Thoothukudi has opened up the tale of a serial polluter

Tamil Nadu’s coastal town of Thoothukudi is slowly limping back to normalcy after indiscriminate police firing last Tuesday claimed 13 lives.
Representational Image.
Representational Image.

Tamil Nadu’s coastal town of Thoothukudi is slowly limping back to normalcy after indiscriminate police firing last Tuesday claimed 13 lives.

The police repression of people demanding an end to the pollution of their soil and water has shocked the conscience of the nation. Images of a policeman standing atop a police vehicle and picking off protestors with his gun, will not be easily forgotten.

Unfortunately, it takes a huge human tragedy to get things moving. The Madras High Court has stayed Sterlite’s expansion plans which seek to double copper production to 8 lakh tonnes per annum. And after all the procrastination, the Tamil Nadu government has announced the closure of the copper plant. 

Sterlite Industries, its owner London-registered Vedanta Resources Plc, and chairman Anil Aggarwal are shaken up but are willing to bide their time. They are veterans of many environmental protests. Vedanta founder Anil Aggarwal is, after all, a crisis-hardened businessman who has risen from a small-time scrap dealer. 

SORDID HISTORY 

It is not the first protests or deaths that Sterlite had to deal with in Tuticorin. Sterlite set up shop in Tuticorin after its bid to install a copper smelter in Ratnagiri, Maharashtra failed in 1993. The TN factory was first closed in November 1998 after the Madras High court found evidence of a gas leak and arsenic poising of the soil. 

Production got going after a few days and the company expanded both capacity and environmental violations. Again in 20 September 2010, reacting to a writ petition by the National Trust for a Clean Environment, the Madras High Court shut the plant.

Production again resumed till a massive gas leak in March 2013 saw people suffocating and suffering from eye irritation and even miscarriages.

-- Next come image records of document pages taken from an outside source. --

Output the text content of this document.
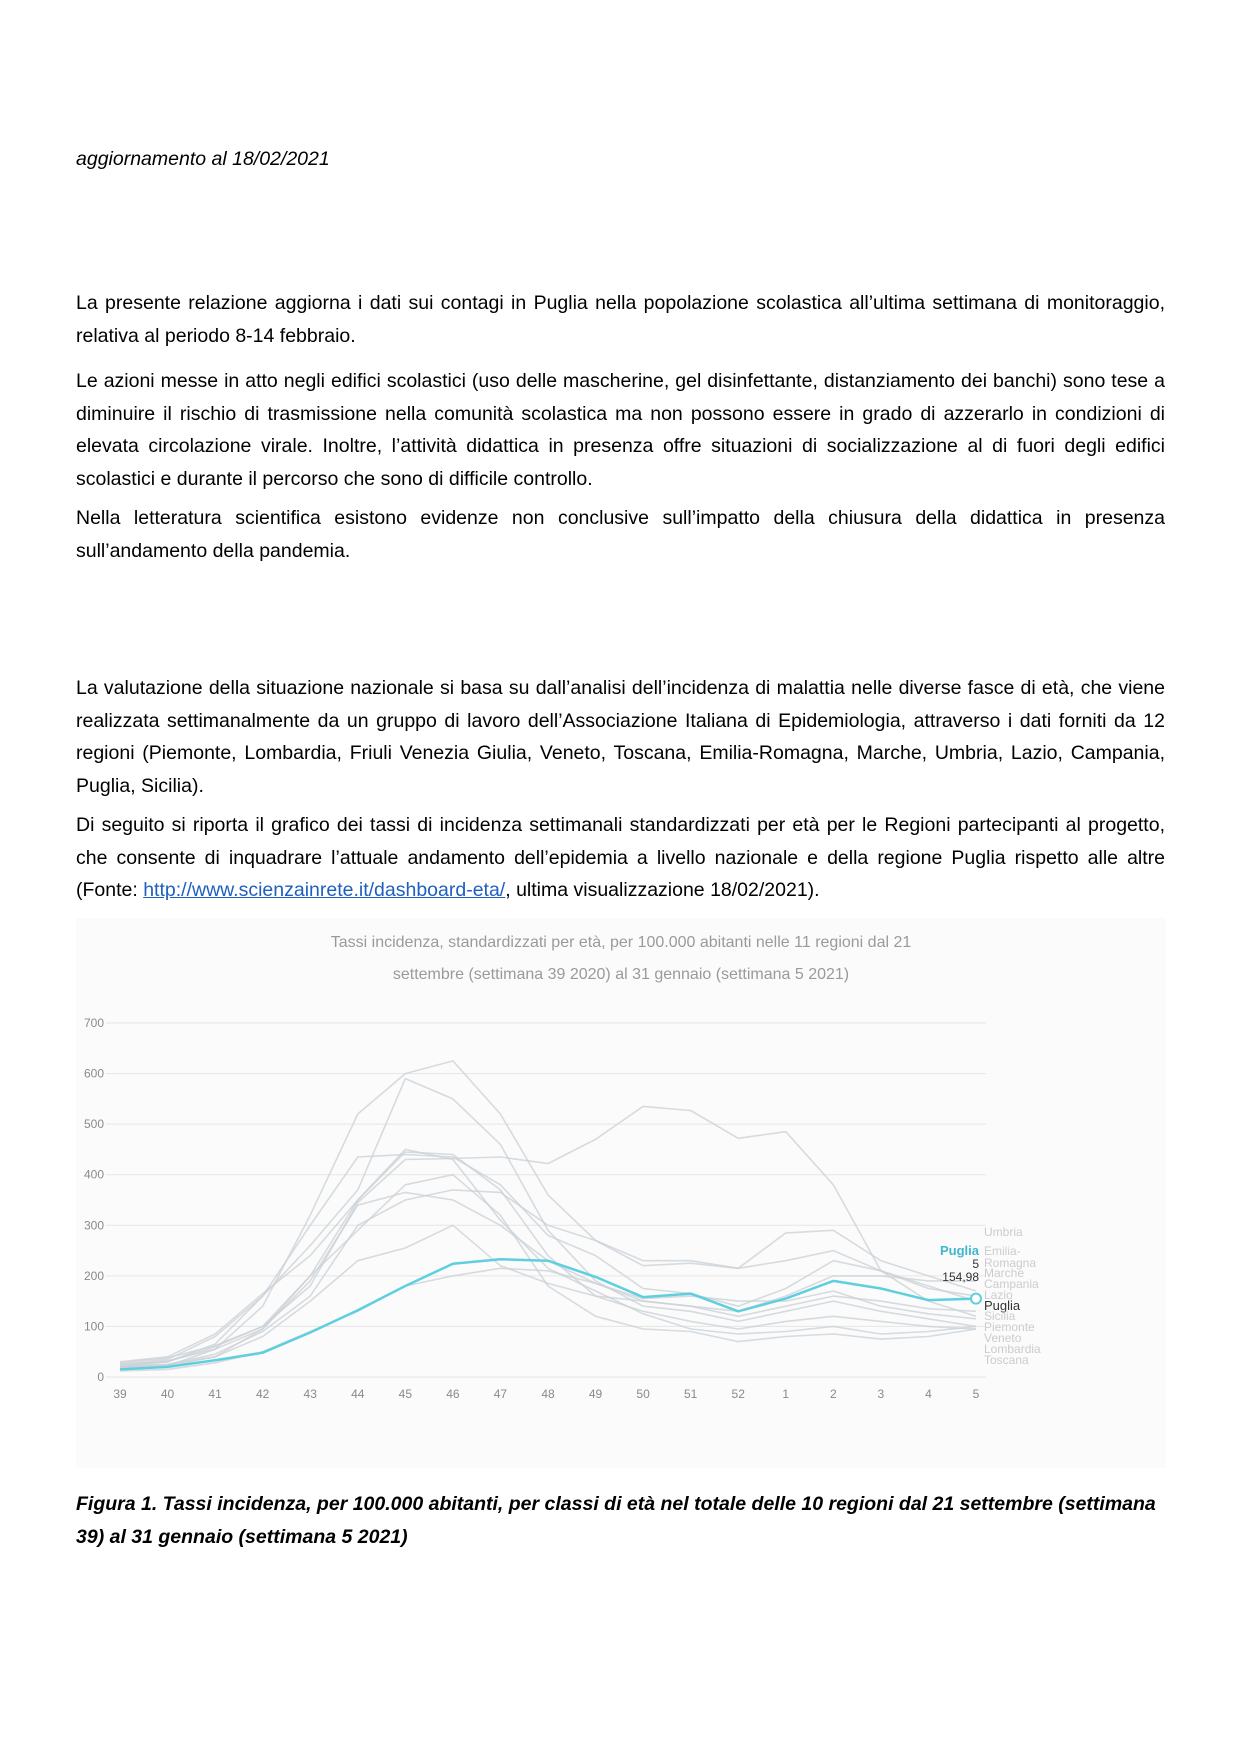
aggiornamento al 18/02/2021

La presente relazione aggiorna i dati sui contagi in Puglia nella popolazione scolastica all’ultima settimana di monitoraggio, relativa al periodo 8-14 febbraio.

Le azioni messe in atto negli edifici scolastici (uso delle mascherine, gel disinfettante, distanziamento dei banchi) sono tese a diminuire il rischio di trasmissione nella comunità scolastica ma non possono essere in grado di azzerarlo in condizioni di elevata circolazione virale. Inoltre, l’attività didattica in presenza offre situazioni di socializzazione al di fuori degli edifici scolastici e durante il percorso che sono di difficile controllo.

Nella letteratura scientifica esistono evidenze non conclusive sull’impatto della chiusura della didattica in presenza sull’andamento della pandemia.

La valutazione della situazione nazionale si basa su dall’analisi dell’incidenza di malattia nelle diverse fasce di età, che viene realizzata settimanalmente da un gruppo di lavoro dell’Associazione Italiana di Epidemiologia, attraverso i dati forniti da 12 regioni (Piemonte, Lombardia, Friuli Venezia Giulia, Veneto, Toscana, Emilia-Romagna, Marche, Umbria, Lazio, Campania, Puglia, Sicilia).

Di seguito si riporta il grafico dei tassi di incidenza settimanali standardizzati per età per le Regioni partecipanti al progetto, che consente di inquadrare l’attuale andamento dell’epidemia a livello nazionale e della regione Puglia rispetto alle altre (Fonte: http://www.scienzainrete.it/dashboard-eta/, ultima visualizzazione 18/02/2021).

Tassi incidenza, standardizzati per età, per 100.000 abitanti nelle 11 regioni dal 21
settembre (settimana 39 2020) al 31 gennaio (settimana 5 2021)
0
100
200
300
400
500
600
700
39	40	41	42	43	44	45	46	47	48	49	50	51	52	1	2	3	4	5
Umbria
Emilia-
Romagna
Marche
Campania
Lazio
Puglia
Sicilia
Piemonte
Veneto
Lombardia
Toscana
Puglia
5
154,98

Figura 1. Tassi incidenza, per 100.000 abitanti, per classi di età nel totale delle 10 regioni dal 21 settembre (settimana 39) al 31 gennaio (settimana 5 2021)
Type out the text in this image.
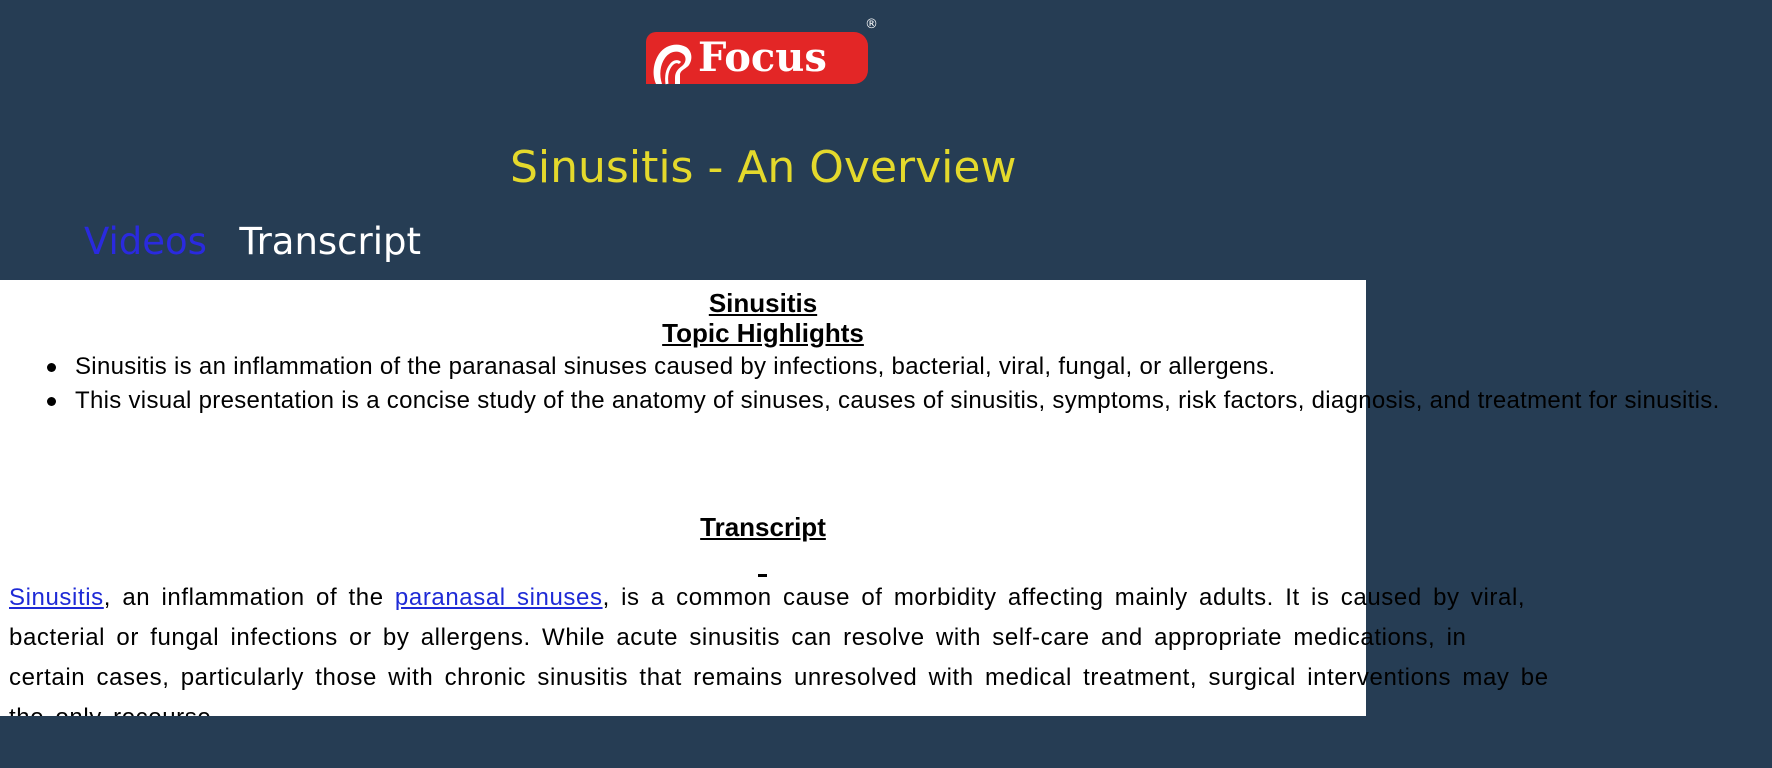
Focus
®
Sinusitis - An Overview
Videos Transcript
Sinusitis
Topic Highlights
Sinusitis is an inflammation of the paranasal sinuses caused by infections, bacterial, viral, fungal, or allergens.
This visual presentation is a concise study of the anatomy of sinuses, causes of sinusitis, symptoms, risk factors, diagnosis, and treatment for sinusitis.
Transcript

Sinusitis, an inflammation of the paranasal sinuses, is a common cause of morbidity affecting mainly adults. It is caused by viral, bacterial or fungal infections or by allergens. While acute sinusitis can resolve with self-care and appropriate medications, in certain cases, particularly those with chronic sinusitis that remains unresolved with medical treatment, surgical interventions may be
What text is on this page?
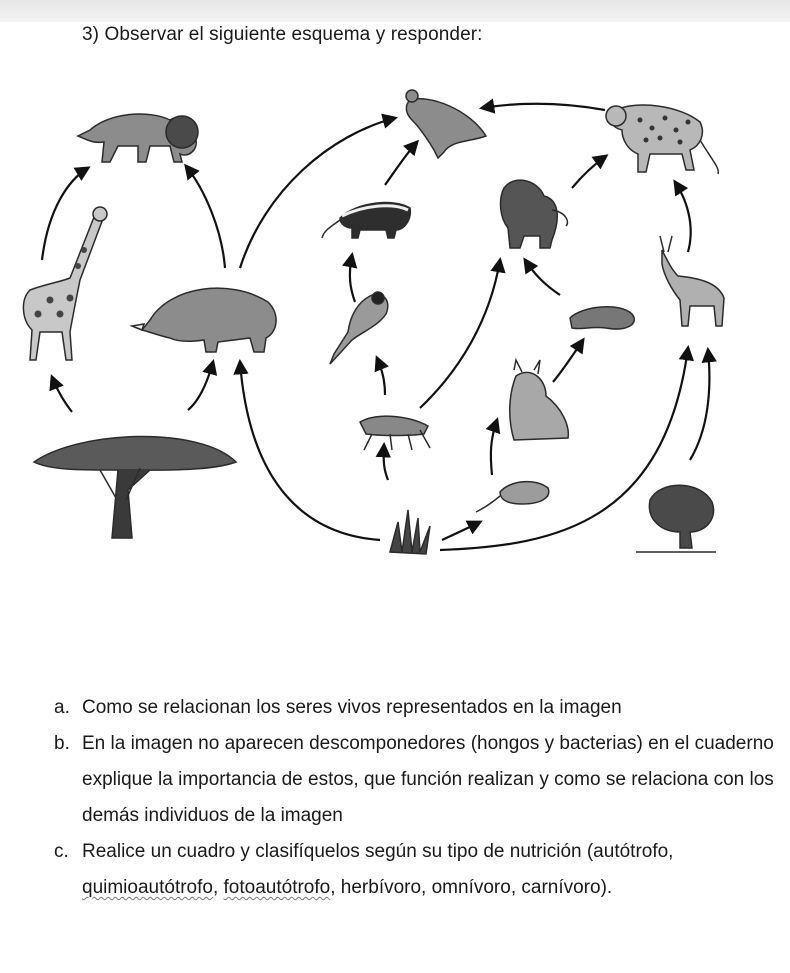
3) Observar el siguiente esquema y responder:
a. Como se relacionan los seres vivos representados en la imagen
b. En la imagen no aparecen descomponedores (hongos y bacterias) en el cuaderno explique la importancia de estos, que función realizan y como se relaciona con los demás individuos de la imagen
c. Realice un cuadro y clasifíquelos según su tipo de nutrición (autótrofo, quimioautótrofo, fotoautótrofo, herbívoro, omnívoro, carnívoro).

The Pollution Board closed the plant, but Sterlite denied any wrongdoing. The dispute finally went up to the Supreme Court, which ruled that the plant “did pollute the environment through emissions which did not conform to the standards laid down by the TNPCB…”. But once again Sterlite was let off the hook. The court allowed it to resume production with a fine of Rs 100 crore.

Despite all the environmental brouhaha, the London-headquartered Vedanta Resources Plc, of which Sterlite is a subsidiary, has grown rapidly reporting a 33 percent rise in revenue to $15.4 billion, and a surge in operating profit to $ 4.1 billion for financial year 2017-18. But its record as a corporate citizen has hardly been exemplary. 

SERIAL POLLUTER

Vedanta fought and lost a long battle for bauxite mining rights in the Nyamgiri Hills, in the Kalahandi district of Orissa. When it got its regulatory permissions, it had not contended with the local Donghria Kondh tribal people who regarded the Hills as their soul and God, and who refused to let the company in.

The battle went to the Supreme Court, which in 2013 interestingly ruled that the local people should take a call.  All the village councils voted against the project. 

Last year Zambian farmers sought damages before a London court claiming that Vedanta subsidiary Konkola Copper Mines had destroyed their land and livelihood by polluting local water resources. 

Looking at Vedanta’s sordid history of repression and environmental damage, it is obvious that collusion at all levels of government has been the order of the day. It is therefore refreshing to know that there are those who have taken corporate action against Vedanta. In 2010, the Church of England sold its $5.06 million stake, while a Norwegian Fund too exited in protest in 2007.

“We are not satisfied that Vedanta has shown, or is likely in future to show, the level of respect for human rights and local communities that we expect,” the Church of England said in a statement. 

The two most common arguments used to bend the law are: shutdowns will extinguish jobs; and, the heavy investments already made will be lost. In fact, if Vedanta and its polluting ways are not stopped, the loss of jobs and lives will be much more severe as illustrated in recent days in Thoothukudi. 

Arguing that shutting polluters is impractical as heavy investments will be lost is even more specious. It was used in the case of Sterlite by the apex court who limited itself to fining the company heavily. 

As we have seen, thanks to official collusion, the Rs 100 crore fine proved to be no deterrent. If the Korean heavyweight steelmaker POSCO had to leave the country after committing $12 billion investments, why should Vedanta get special ‘protective’ treatment?